Olhei o relógio.
Pela diferença de fuso já é aniversário dela. Lá. Além mar.
Fiquei pensando o que dizer a ela. Como explicar em palavras escritas - toda a nossa cumplicidade. Como dar entonação à letra. Todos esses anos que participamos de nossos aniversários. E os outros tantos que deixamos de compartilhar a data.
Desde que ela se mudou para lá. Há muitos anos. Nunca mais parabéns para você de pertinho. Cantado. Abraçado. E que agora estou eu aqui. Lembrando. Saudando. Num silêncio de um teclado. Ou - na musicalidade que o teclado também permite. Como uma sinfonia particular. Onde o ritmo acelera ou acalma – de acordo com a emoção a ser descrita.Um Allegro e um pianissimo simultâneos.
Ultimamente está virando rotina. Comemorando de cá. E os aniversariantes de lá.
Ri. Impossível conter o riso. Festejo é assim. Sempre um riso vem conjugado. Um pretérito perfeito.
Lembrei a última vez. Ela estava aqui. Morávamos perto. A casa dela se preencheu de amigos. Ninguém sabe organizar uma festa do jeito dela. Prática. E linda. A festa. Ela também. Lógico.
E as comidas. Maravilhosas. Descobri que manga em cubinhos entrelaçada com couve refogada em tirinhas é quase um símbolo. Ou uma natureza bem viva. De prazerosa refeição. Nacionalista. Ingredientes combinados. Adequados ao paladar e à digestão. Perfeito.
E o bacalhau. A linha entre o espiritual e o material fica tão apagada.
E as sobremesas.
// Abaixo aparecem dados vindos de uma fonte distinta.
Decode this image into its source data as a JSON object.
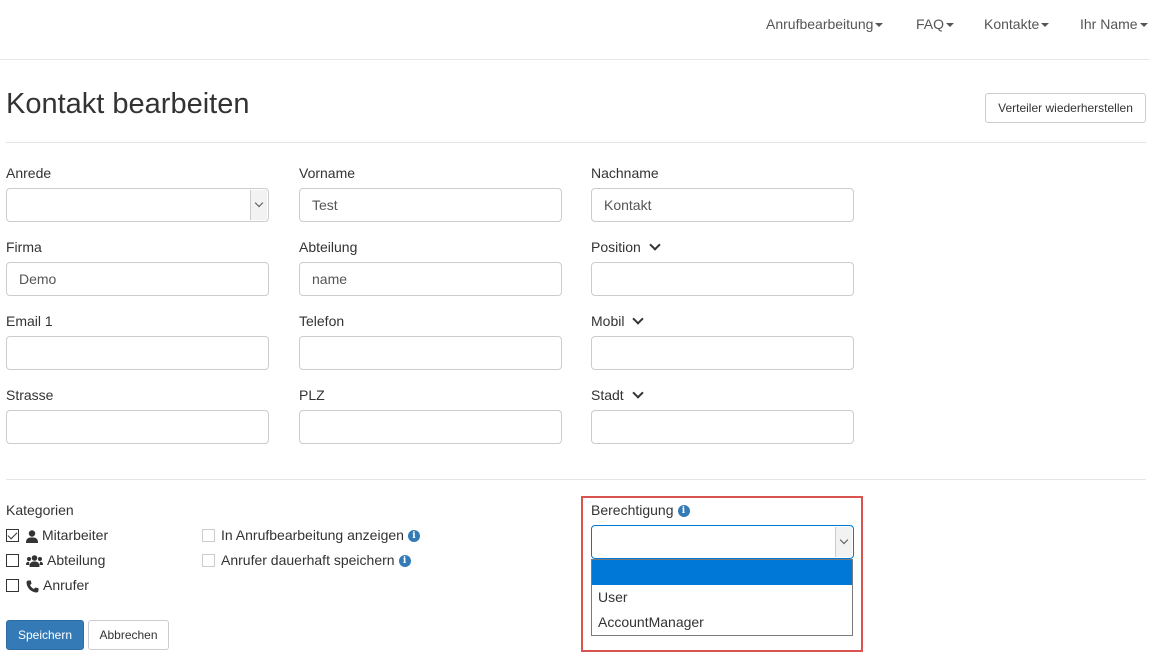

Inesquecíveis.
Às vezes disfarçava. Burlava a confiabilidade alheia. Tudo que ela fazia era perfeito. Portanto podia transgredir. De vez em quando falsificava. E - de um bolo qualquer comprado – uma obra de arte surgia. E negava a receita. Coisas da minha mãe. Ela quem me ensinou. E ria da própria transgressão.
A mesa impecável. Toalhas lindas recebiam a louça delicada. Compunham uma vista alegre. As taças. Os vinhos. O champagne. Um banquete para os amigos queridos. E a energia afetiva a fazia parecer descansada. Como se num SPA estivesse toda a tarde. Para receber os convidados na noite.
E o riso - sempre feliz. E os braços - sempre acolhedores.
Lembro de uma vez em especial. Logo que vim morar aqui. Ela tranquila me apresentava. Aos mais supostamente esquecidos. E desconsiderava perguntas indelicadas. Ou impedia que chegassem até a mim. Não queria saber de constrangimentos. O período era difícil. Ela sabia. Não possibilitaria mais dor. Ou invasões de privacidade.
Sempre respeitou. Nunca questionou. Não iria permitir o contrário. Fosse de quem fosse.
E todos acatavam. E acataram. Sempre. Até que desistiram de questionamentos.
E o tempo passou.
O último aniversário dela aqui.
Sabíamos que seria um longo tempo assim. Ela além mar. E nós todos aqui. Comemorando o dia dela – sem ela.
Mas deixou para nós muita sabedoria.
Na delicadeza do trato. Na organização de uma reunião informal. Na formalidade de afetos. Na disposição emocional de acarinhar. Premiava a cada um com seu sabor preferido. Separava até os lugares. Sabia onde cada um gostava de sentar. E deixava o espaço já quase que nomeado. Deixa para ela este cantinho. É mais tímida. Ela não gosta de calor. Deixa perto da janela. E por ai seguia.
Ensinou que as festas são para os amigos. Importa o que eles gostam. Não entendia festa com egoísmo. Festa não é para o dono da casa. É para os convidados.
Hoje. Não estou lá. Mas sei exatamente como está seguindo. A programação. O festejo. O cardápio. As flores. O cheiro percorrendo a sala.
E mesmo com muitas pontinhas de inveja – fico feliz por todos eles.
Estão diante dela. Podendo conviver na rotina. Cantando os votos da data querida de lá. Que são diferentes dos cantados de cá. Mas com a mesma intenção. Por certo. Ora, pois.
E adivinho o riso dela. Os agradecimentos.
O olharzinho sorrateiro de vez em quando esticado - em direção a todos nós. Que aqui estamos. Deste lado de cá do descobrimento. Celebrando e cantando de dentro do nosso coração. Enviando para alguma estrelinha que passe. Para que ela receba de lá.
Parabéns - Lia querida. Muitas saudades. Muitas felicidades.